15. April 2026, 14:59 Uhr

Niedersachsens Umweltminister Christian Meyer hat sich verärgert über Verzögerungen bei der geplanten Bergung des Atommülls aus der maroden Schachtanlage Asse gezeigt. „Ich bin empört, dass die beschlossene Räumung der Asse immer weiter verzögert wird und das bisherige Datum 2033 nun aufgegeben wird“, sagte der Grünen-Politiker. Zuvor war über die zuständige Bundesgesellschaft für Endlagerung (BGE) bekanntgeworden, dass sich der bisher anvisierte Rückholbeginn 2033 nicht mehr realisieren lässt. „Die versprochene und gesetzlich fixierte schnellstmögliche Rückholung darf nicht auf den Sankt-Nimmerleinstag verschoben werden“, forderte Meyer.

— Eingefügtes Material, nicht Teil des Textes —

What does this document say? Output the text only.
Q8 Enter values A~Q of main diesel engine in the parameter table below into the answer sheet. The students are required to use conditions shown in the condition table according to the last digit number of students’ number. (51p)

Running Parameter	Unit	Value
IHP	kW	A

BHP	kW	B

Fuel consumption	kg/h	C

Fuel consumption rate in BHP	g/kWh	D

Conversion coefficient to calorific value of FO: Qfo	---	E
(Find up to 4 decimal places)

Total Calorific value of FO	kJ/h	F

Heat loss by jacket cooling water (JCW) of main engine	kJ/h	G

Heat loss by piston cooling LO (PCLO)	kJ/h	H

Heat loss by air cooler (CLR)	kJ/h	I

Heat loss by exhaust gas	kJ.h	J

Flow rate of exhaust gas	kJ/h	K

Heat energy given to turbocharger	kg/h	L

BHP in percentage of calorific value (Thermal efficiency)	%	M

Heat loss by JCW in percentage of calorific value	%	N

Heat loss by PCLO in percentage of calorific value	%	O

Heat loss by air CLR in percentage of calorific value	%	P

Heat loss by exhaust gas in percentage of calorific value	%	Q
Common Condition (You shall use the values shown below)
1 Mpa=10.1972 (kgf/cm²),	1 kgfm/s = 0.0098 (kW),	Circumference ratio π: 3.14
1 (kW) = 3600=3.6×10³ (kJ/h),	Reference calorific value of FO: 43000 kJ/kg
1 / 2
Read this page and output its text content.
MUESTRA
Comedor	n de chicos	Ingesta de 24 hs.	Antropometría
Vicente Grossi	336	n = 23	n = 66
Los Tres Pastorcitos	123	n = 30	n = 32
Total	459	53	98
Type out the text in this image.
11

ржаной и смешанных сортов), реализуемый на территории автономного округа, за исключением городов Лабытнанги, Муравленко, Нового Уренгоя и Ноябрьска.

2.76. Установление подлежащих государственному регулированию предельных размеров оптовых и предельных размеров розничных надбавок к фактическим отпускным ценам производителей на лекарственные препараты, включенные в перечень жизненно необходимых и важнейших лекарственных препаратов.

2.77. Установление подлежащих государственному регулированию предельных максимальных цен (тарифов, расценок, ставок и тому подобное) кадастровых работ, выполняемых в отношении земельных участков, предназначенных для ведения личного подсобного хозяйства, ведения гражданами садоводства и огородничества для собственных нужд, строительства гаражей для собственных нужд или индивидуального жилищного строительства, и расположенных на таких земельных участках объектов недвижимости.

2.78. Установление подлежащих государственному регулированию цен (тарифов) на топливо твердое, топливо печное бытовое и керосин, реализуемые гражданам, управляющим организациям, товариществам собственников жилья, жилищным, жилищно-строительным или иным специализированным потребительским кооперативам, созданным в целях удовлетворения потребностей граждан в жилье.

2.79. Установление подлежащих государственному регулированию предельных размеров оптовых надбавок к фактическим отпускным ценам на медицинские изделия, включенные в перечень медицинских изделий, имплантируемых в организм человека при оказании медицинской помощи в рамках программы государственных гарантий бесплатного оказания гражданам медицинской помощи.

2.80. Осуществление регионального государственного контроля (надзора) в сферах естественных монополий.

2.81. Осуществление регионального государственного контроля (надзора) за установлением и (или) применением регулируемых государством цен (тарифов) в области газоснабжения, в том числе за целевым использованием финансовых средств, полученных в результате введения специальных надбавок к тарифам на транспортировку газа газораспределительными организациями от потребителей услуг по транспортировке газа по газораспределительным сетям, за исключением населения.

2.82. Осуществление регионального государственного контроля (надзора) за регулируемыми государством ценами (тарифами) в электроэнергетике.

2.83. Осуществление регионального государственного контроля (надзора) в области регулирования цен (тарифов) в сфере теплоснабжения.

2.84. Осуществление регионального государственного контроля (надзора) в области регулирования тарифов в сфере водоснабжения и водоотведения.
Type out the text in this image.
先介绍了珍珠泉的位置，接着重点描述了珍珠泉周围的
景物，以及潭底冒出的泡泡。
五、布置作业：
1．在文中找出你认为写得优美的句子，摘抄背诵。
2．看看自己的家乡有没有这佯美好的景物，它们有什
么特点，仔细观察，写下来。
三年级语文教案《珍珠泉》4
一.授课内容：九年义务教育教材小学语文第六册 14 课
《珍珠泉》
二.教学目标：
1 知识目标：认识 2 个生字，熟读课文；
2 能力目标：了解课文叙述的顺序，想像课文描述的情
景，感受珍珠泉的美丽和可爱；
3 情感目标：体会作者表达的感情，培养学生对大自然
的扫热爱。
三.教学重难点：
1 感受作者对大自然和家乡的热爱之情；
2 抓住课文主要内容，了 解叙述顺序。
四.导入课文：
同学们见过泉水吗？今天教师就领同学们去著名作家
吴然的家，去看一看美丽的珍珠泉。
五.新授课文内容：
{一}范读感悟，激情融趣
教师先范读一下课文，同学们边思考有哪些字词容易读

In der Schachtanlage im Landkreis Wolfenbüttel liegen rund 126 000 Fässer mit schwach- und mittelradioaktiven Abfällen, die in den 60er- und 70er-Jahren dort eingelagert worden waren. Ein Gesetz besagt, dass die Fässer wegen der instabilen Kammer unverzüglich geborgen werden müssen.